Miranda Mckearney at the Reading Agency has rightly been at pains to point out that childrens librarians are doing a good job and that the use of libraries for borrowing books is far from over.

She strips out the childrens lending figures which show, encouragingly that in each year since the millenium

Loans per child

2000/1 8.3
2001/2 8.2
2002/3 8.1
2003/4 8.0
2004/5 8.2
2005/6 8.3
2006/7 8.4


but when you look at what remains for adults the picture is pretty grim:

loans per adult

2000/1 5.2
2001/2 4.9
2002/3 4.6
2003/4 4.3
2004/5 4.0
2005/6 3.9
2006/7 3.7


You wouldn't want your income to go down like that! Presumably that's why the Chief Librarians, MLA, DCMS, CILIP etc keep telling us that book lending is not a measure of the performance of libraries. Well Miranda obviously thinks it is a good measure.

Everybody likes measures when they make their performance look good and dismisses them when they do the opposite

We say that these figures on their own show the poor performance of the public library service, and that it is time the Society of Chief Librarians faced their responsibilities and addressed the problems properly instead of denying them.

When compared to other council services satisfaction levels for public libraries may be relatively high, but where potential customers of libraries have a choice of going elsewhere to obtain what a library offers, they have been voting with their feet for a long time. The service is very poor indeed.

Posted by Perkins at November 9, 2008 11:38 AM

Comments

The real issue is what would a political party, a major national institution or even a national retailer do if his business was "going south" and his support was disappearing. Would he not first undertake comprehensive market research to understand why and what his customers and potential customers need and want from him and particularly the reasons why people were leaving?

Is his offering poor, is he not available when people need to visit him, does he appear out of touch, are his staff unhelpful etc?

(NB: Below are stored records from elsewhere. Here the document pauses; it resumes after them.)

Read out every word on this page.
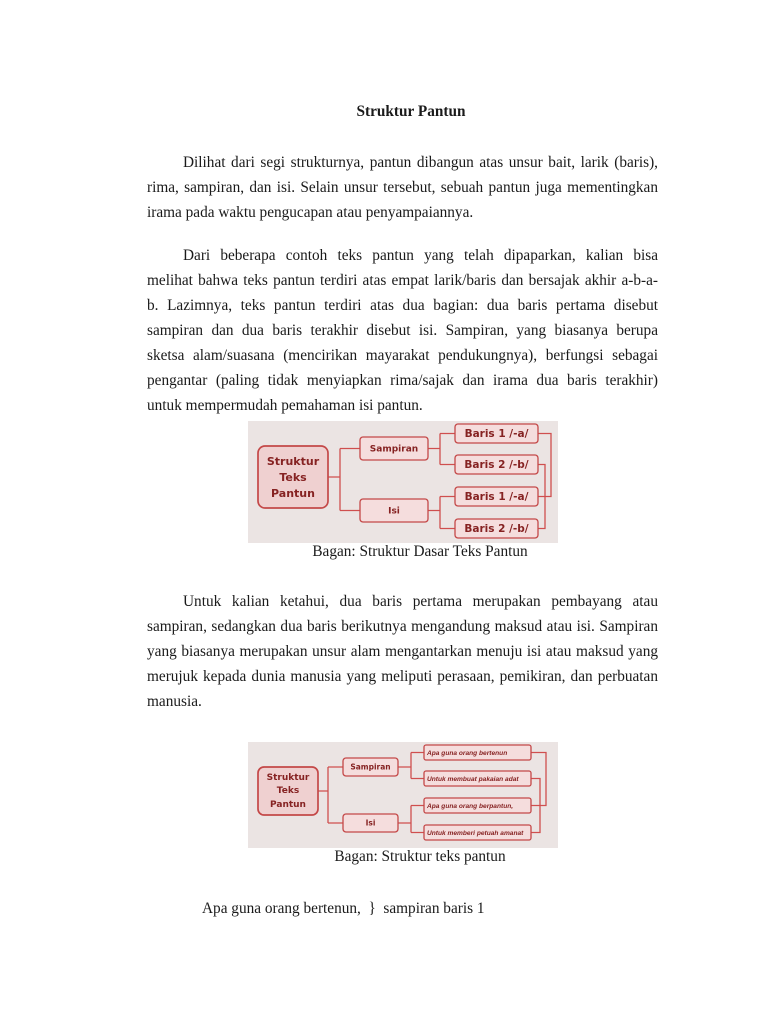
Struktur Pantun
Dilihat dari segi strukturnya, pantun dibangun atas unsur bait, larik (baris),
rima, sampiran, dan isi. Selain unsur tersebut, sebuah pantun juga mementingkan
irama pada waktu pengucapan atau penyampaiannya.
Dari beberapa contoh teks pantun yang telah dipaparkan, kalian bisa
melihat bahwa teks pantun terdiri atas empat larik/baris dan bersajak akhir a-b-a-
b. Lazimnya, teks pantun terdiri atas dua bagian: dua baris pertama disebut
sampiran dan dua baris terakhir disebut isi. Sampiran, yang biasanya berupa
sketsa alam/suasana (mencirikan mayarakat pendukungnya), berfungsi sebagai
pengantar (paling tidak menyiapkan rima/sajak dan irama dua baris terakhir)
untuk mempermudah pemahaman isi pantun.
Struktur
Teks
Pantun
Sampiran
Isi
Baris 1 /-a/
Baris 2 /-b/
Baris 1 /-a/
Baris 2 /-b/
Bagan: Struktur Dasar Teks Pantun
Untuk kalian ketahui, dua baris pertama merupakan pembayang atau
sampiran, sedangkan dua baris berikutnya mengandung maksud atau isi. Sampiran
yang biasanya merupakan unsur alam mengantarkan menuju isi atau maksud yang
merujuk kepada dunia manusia yang meliputi perasaan, pemikiran, dan perbuatan
manusia.
Struktur
Teks
Pantun
Sampiran
Isi
Apa guna orang bertenun
Untuk membuat pakaian adat
Apa guna orang berpantun,
Untuk memberi petuah amanat
Bagan: Struktur teks pantun
Apa guna orang bertenun, } sampiran baris 1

Why is it that the MLA, the DCMS and the profession have shied away from commissioning comprehensive public research for public libraries?

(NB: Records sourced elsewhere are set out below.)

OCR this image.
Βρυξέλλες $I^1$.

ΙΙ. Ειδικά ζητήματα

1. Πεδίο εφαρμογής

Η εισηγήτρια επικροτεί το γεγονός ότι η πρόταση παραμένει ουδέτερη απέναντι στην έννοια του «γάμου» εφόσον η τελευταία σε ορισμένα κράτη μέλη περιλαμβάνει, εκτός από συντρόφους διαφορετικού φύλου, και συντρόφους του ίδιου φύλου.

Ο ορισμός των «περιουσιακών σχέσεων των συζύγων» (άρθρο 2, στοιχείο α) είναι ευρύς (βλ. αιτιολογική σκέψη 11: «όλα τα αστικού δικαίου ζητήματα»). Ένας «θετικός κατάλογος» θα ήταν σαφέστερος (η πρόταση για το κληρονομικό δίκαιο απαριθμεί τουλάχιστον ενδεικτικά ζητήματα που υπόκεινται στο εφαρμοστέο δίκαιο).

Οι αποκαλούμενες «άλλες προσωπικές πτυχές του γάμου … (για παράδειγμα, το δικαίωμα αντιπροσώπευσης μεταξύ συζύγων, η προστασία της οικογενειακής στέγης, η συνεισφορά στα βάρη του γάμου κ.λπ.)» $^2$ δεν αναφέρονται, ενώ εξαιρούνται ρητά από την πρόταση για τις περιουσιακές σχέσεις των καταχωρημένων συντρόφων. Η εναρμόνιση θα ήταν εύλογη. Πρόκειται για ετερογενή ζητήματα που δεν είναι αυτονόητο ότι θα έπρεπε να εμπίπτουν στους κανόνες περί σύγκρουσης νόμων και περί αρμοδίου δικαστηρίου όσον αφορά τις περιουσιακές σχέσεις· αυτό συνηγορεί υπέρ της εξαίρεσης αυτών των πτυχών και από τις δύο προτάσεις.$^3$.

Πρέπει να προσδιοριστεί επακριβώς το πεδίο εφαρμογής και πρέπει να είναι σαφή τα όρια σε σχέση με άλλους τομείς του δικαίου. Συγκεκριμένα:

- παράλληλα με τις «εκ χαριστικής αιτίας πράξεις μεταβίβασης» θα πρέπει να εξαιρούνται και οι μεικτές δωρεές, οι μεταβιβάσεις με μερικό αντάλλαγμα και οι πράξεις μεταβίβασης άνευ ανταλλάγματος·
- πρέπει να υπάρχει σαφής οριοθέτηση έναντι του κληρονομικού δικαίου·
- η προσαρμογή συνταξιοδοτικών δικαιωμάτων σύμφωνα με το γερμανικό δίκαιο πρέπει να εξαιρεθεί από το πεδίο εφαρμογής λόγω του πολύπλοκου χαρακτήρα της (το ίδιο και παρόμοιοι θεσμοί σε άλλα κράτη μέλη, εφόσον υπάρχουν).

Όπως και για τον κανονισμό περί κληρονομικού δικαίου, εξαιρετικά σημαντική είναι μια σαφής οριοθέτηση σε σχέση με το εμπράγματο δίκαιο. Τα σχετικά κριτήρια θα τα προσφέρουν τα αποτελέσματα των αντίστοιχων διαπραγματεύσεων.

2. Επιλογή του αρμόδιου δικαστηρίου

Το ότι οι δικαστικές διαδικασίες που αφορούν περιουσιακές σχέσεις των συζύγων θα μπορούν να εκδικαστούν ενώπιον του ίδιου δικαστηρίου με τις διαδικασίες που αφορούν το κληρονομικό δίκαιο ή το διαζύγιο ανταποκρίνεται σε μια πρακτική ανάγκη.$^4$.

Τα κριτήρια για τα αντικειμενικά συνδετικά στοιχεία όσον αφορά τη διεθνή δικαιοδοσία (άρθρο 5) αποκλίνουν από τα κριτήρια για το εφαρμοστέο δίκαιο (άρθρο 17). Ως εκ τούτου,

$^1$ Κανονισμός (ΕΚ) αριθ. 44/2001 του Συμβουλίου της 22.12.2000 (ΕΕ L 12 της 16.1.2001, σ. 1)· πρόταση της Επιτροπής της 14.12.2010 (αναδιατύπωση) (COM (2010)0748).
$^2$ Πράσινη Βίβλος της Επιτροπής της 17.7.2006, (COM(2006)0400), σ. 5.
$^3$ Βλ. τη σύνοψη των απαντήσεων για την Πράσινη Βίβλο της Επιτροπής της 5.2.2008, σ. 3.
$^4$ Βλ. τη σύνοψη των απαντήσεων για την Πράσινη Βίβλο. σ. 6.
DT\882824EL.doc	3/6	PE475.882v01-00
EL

Posted by: George at November 10, 2008 8:27 AM

George makes a good point. Also, if anyone was to draw up a proposal for a retail business that said it would spend 94 percent of its budget on overheads, and 6 percent of its budget on stock, they would be laughed out of the room. And yet this is what many libraries are doing: small wonder that adult loans are declining - there's hardly anything available to borrow.

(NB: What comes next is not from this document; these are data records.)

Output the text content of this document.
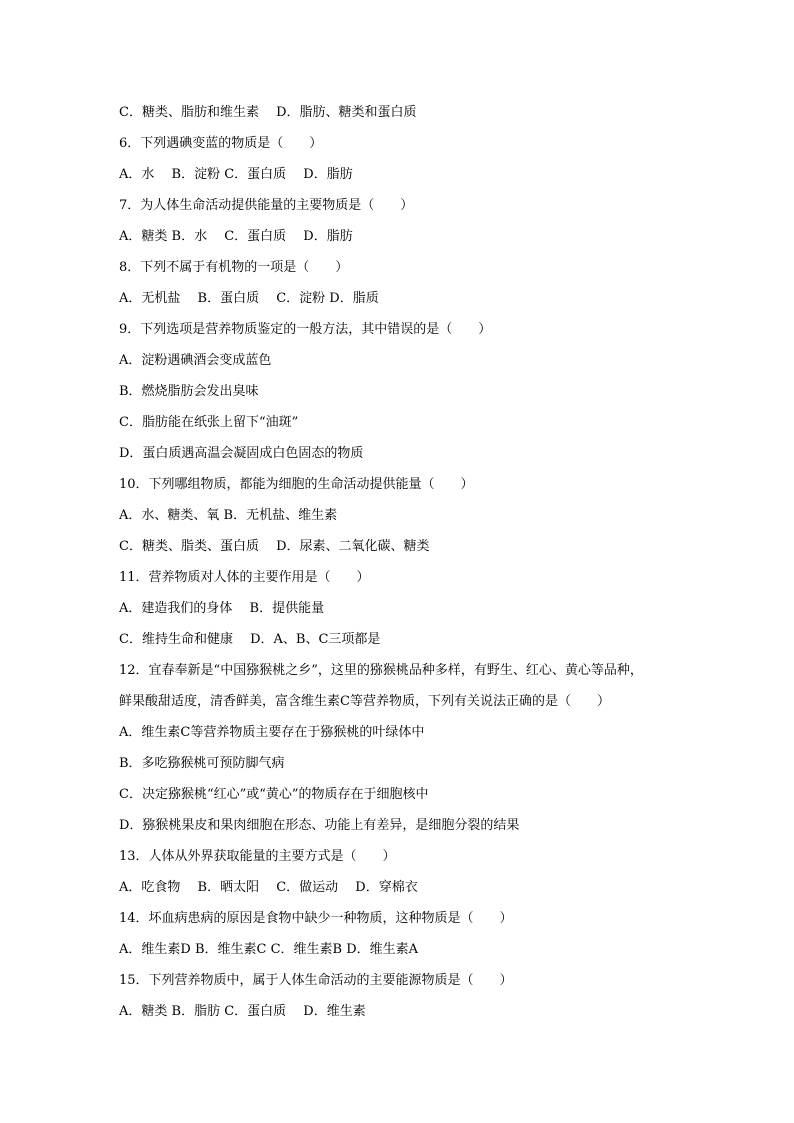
C．糖类、脂肪和维生素　 D．脂肪、糖类和蛋白质
6．下列遇碘变蓝的物质是（　　）
A．水　 B．淀粉 C．蛋白质　 D．脂肪
7．为人体生命活动提供能量的主要物质是（　　）
A．糖类 B．水　 C．蛋白质　 D．脂肪
8．下列不属于有机物的一项是（　　）
A．无机盐　 B．蛋白质　 C．淀粉 D．脂质
9．下列选项是营养物质鉴定的一般方法，其中错误的是（　　）
A．淀粉遇碘酒会变成蓝色
B．燃烧脂肪会发出臭味
C．脂肪能在纸张上留下“油斑”
D．蛋白质遇高温会凝固成白色固态的物质
10．下列哪组物质，都能为细胞的生命活动提供能量（　　）
A．水、糖类、氧 B．无机盐、维生素
C．糖类、脂类、蛋白质　 D．尿素、二氧化碳、糖类
11．营养物质对人体的主要作用是（　　）
A．建造我们的身体　 B．提供能量
C．维持生命和健康　 D．A、B、C三项都是
12．宜春奉新是“中国猕猴桃之乡”，这里的猕猴桃品种多样，有野生、红心、黄心等品种，
鲜果酸甜适度，清香鲜美，富含维生素C等营养物质，下列有关说法正确的是（　　）
A．维生素C等营养物质主要存在于猕猴桃的叶绿体中
B．多吃猕猴桃可预防脚气病
C．决定猕猴桃“红心”或“黄心”的物质存在于细胞核中
D．猕猴桃果皮和果肉细胞在形态、功能上有差异，是细胞分裂的结果
13．人体从外界获取能量的主要方式是（　　）
A．吃食物　 B．晒太阳　 C．做运动　 D．穿棉衣
14．坏血病患病的原因是食物中缺少一种物质，这种物质是（　　）
A．维生素D B．维生素C C．维生素B D．维生素A
15．下列营养物质中，属于人体生命活动的主要能源物质是（　　）
A．糖类 B．脂肪 C．蛋白质　 D．维生素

Posted by: Amanda Field at November 10, 2008 9:35 AM

I was interested in recent posters from London Borough of Newham talking about how they were going to act on user feedback.

"You said - you want more books"
"We respond - we will buy more books for children"

Urm - I love the kids but as much as the next person but that is a rather selective bit of listening.

Posted by: A at November 12, 2008 2:18 PM

In Newham the number of books available for borrowing has fallen by 42% in 10 years; book lending to children has fallen to 7.1 loans each year (the national average is 8.4); book lending to adults has fallen by 35% to 2.9 loans per annum (the national average is 3.7). The cost of the library service is over £0.5m per library per annum for each of the 11 libraries (ie well over the cost of 20 substantial book shops). 52.6% of the cost of the library service is spent on staff, 6.1% is spent on books.

The figures are so awful it is better not to look at them. So they don't. Is this Lyn Brown's territory?